The Irrationality Factor – Ariel Abonizio, Brazil

Brazilian politics are among the most tricky in the world right now. Apart from the fact that Dilma Rousseff faces a very real threat of impeachment, one third of the politicians on the National Congress are under investigation for corruption in an operation dubbed “Car Wash”. The increasing complexity of this multi-character stage makes it hard to express every view in a single article. Regardless of one’s political leaning, it is agreed that the public opinion in Brazil seems to be divided between those who defend the impeachment and those who are against it. The political division is more than just symbolic, with a 2 metre tall crowd control separating audiences in front of the National Congress, watching the impeachment process voting on April 17th – it has penetrated the private life of every Brazilian.

The 2m (7′) tall metal wall

The physical separation of the National Congress audience by this metal wall is very significant. It shows that the safety of those who manifest their political opinions publically is no longer a given. It is evidence of a country in which “politics, soccer, and religion are things not to be discussed.” This rather odd popular saying has never seemed truer than today. Politics have acquired as many fanatics as soccer has, making the comparison between these passions of this soccer country awkwardly accurate.
Soccer and religion are drawn together by faith. You support your team no matter how many times they lose. Religion, too, goes beyond reason. It involves love and passion. Political fanaticism seems to have acquired these same characteristics. Corruption scandals are the perfect example of what may be called the irrationality factor of politics. It seems more important to prove your opponent wrong than to actually understand the situation.
Brazilian media is a central factor in political polarization. Both left and right leaning media companies have made a spectacle out of the political crisis. Data manipulation is rife, with different sources varying on the number of people at political demonstrations by hundreds of thousands. News coverage has been simultaneously a cause and consequence of the anxiety that has permeated the impeachment process in Brazil. For every leak of new information on a corruption scandal there are people ready to either exaggerate or loudly denounce it.
While criticism can be valuable, fanaticism has a very clear drawback: violence. Brazil has seen countless cases of violence associated with the clashes of soccer gangs – but it is not exclusively about soccer. During the pro- and anti-impeachment protests there were multiple charges of aggression. The color red, associated with communism and with the Workers Party, should not be worn near pro-impeachment protests. Two months ago, there was an allegation of aggression towards a dog wearing a red leash – which may have been spread to further political divides but is troubling either way. Similarly, around anti-impeachment protests, the yellow Brazilian soccer shirt might well be misinterpreted.
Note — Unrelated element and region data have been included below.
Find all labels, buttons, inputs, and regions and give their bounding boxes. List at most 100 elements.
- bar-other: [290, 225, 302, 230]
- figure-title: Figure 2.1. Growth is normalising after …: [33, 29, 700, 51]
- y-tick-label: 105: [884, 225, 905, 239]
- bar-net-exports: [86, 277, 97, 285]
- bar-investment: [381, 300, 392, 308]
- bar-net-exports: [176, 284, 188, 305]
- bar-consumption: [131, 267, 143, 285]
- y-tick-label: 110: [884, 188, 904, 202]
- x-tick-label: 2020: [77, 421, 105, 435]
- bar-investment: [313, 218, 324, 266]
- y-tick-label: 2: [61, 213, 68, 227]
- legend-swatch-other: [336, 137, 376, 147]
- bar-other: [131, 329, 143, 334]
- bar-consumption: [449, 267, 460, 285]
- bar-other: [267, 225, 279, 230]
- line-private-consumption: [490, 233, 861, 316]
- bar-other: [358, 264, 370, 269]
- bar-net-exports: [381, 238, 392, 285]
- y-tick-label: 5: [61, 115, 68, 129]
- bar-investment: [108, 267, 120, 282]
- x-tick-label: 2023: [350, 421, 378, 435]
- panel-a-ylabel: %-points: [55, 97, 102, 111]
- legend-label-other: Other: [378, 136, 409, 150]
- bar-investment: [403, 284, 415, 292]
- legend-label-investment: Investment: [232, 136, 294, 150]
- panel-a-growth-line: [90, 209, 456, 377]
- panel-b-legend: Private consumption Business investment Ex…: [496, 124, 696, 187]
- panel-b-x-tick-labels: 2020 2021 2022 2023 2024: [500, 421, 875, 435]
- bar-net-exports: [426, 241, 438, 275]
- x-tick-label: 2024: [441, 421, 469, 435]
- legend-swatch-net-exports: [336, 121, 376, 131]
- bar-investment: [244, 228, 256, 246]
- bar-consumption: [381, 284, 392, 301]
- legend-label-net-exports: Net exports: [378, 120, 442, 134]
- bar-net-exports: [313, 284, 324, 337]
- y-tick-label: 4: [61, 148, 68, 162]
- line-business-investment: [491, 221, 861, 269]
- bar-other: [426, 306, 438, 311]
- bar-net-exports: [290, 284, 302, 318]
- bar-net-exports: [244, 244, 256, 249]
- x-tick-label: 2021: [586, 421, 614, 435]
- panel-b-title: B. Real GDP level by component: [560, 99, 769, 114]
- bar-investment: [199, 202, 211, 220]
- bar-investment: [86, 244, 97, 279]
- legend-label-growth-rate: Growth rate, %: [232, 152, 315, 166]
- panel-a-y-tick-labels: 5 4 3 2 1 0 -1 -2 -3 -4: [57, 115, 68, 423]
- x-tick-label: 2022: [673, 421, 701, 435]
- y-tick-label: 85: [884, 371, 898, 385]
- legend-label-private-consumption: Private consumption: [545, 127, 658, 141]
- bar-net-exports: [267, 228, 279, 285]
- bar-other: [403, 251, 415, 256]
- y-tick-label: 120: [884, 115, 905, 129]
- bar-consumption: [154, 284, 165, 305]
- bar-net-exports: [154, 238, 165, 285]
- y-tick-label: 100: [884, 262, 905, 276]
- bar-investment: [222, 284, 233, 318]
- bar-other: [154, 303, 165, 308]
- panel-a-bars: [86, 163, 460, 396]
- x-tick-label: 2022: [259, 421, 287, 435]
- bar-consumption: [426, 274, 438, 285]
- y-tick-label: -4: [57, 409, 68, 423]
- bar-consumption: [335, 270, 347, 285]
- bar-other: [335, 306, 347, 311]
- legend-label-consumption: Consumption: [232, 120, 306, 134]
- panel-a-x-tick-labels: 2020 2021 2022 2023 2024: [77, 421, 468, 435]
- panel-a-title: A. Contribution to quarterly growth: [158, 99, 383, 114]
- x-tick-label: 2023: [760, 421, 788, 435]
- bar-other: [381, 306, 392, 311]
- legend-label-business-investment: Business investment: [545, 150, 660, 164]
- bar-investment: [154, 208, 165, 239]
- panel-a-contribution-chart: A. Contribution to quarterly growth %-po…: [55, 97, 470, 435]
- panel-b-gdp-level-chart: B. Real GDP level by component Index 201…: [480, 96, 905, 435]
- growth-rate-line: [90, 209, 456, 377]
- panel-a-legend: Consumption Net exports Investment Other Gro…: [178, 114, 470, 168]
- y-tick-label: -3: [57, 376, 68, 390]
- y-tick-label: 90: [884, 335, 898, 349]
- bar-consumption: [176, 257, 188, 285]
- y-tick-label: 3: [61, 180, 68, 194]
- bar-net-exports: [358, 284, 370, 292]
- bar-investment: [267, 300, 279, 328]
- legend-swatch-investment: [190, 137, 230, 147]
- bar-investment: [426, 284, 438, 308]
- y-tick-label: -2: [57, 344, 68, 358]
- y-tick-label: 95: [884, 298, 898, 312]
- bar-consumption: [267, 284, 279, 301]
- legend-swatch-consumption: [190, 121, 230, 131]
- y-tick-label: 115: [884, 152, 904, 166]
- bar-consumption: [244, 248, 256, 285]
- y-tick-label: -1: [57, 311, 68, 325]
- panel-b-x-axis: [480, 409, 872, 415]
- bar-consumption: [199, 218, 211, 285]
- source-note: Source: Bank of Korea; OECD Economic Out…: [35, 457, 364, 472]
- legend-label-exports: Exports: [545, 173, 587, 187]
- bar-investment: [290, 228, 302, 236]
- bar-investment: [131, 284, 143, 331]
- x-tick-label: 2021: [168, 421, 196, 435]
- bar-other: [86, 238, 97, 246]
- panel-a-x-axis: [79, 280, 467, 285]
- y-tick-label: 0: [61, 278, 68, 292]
At times, the show business of corruption has also taken the form of sexism. Major newspapers around Brazil have taken part in this irrational behavior. Less than a week apart, the images above show Janaína Paschoal and the President Dilma Rousseff. Janaína Paschoal (right) supports the impeachment in the photo. Newspapers described her as “possessed” and “insane.” Dilma Rousseff (left) was the cover of one IstoÉ magazine edition subtitled “the nervous explosions of the president”. The portrayal of politically active women in this way is a clear attempt to disempower their opinion by citing their supposed lack of emotional stability. Certainly the Brazilian political scandals did not create sexism, racism, or any other form of prejudice. But the particular targeting of women as irrational, when the irrationality factor is visible everywhere, is curious.
From animals to sexism, irrationality seems to be a central part of the current political scenario. As the corruption scandal unveils and the impeachment process progresses, time will show how Brazil will react to this moment of political crisis. In what could be a piece of modern art, the half-mile-long wall shows fragmentation, division, and dispute. Some, perhaps misleadingly, compared it to the Berlin Wall. The image in reality leaves no optimism regarding a reasonable solution, but it certainly makes the irrationality as blatant as it can be.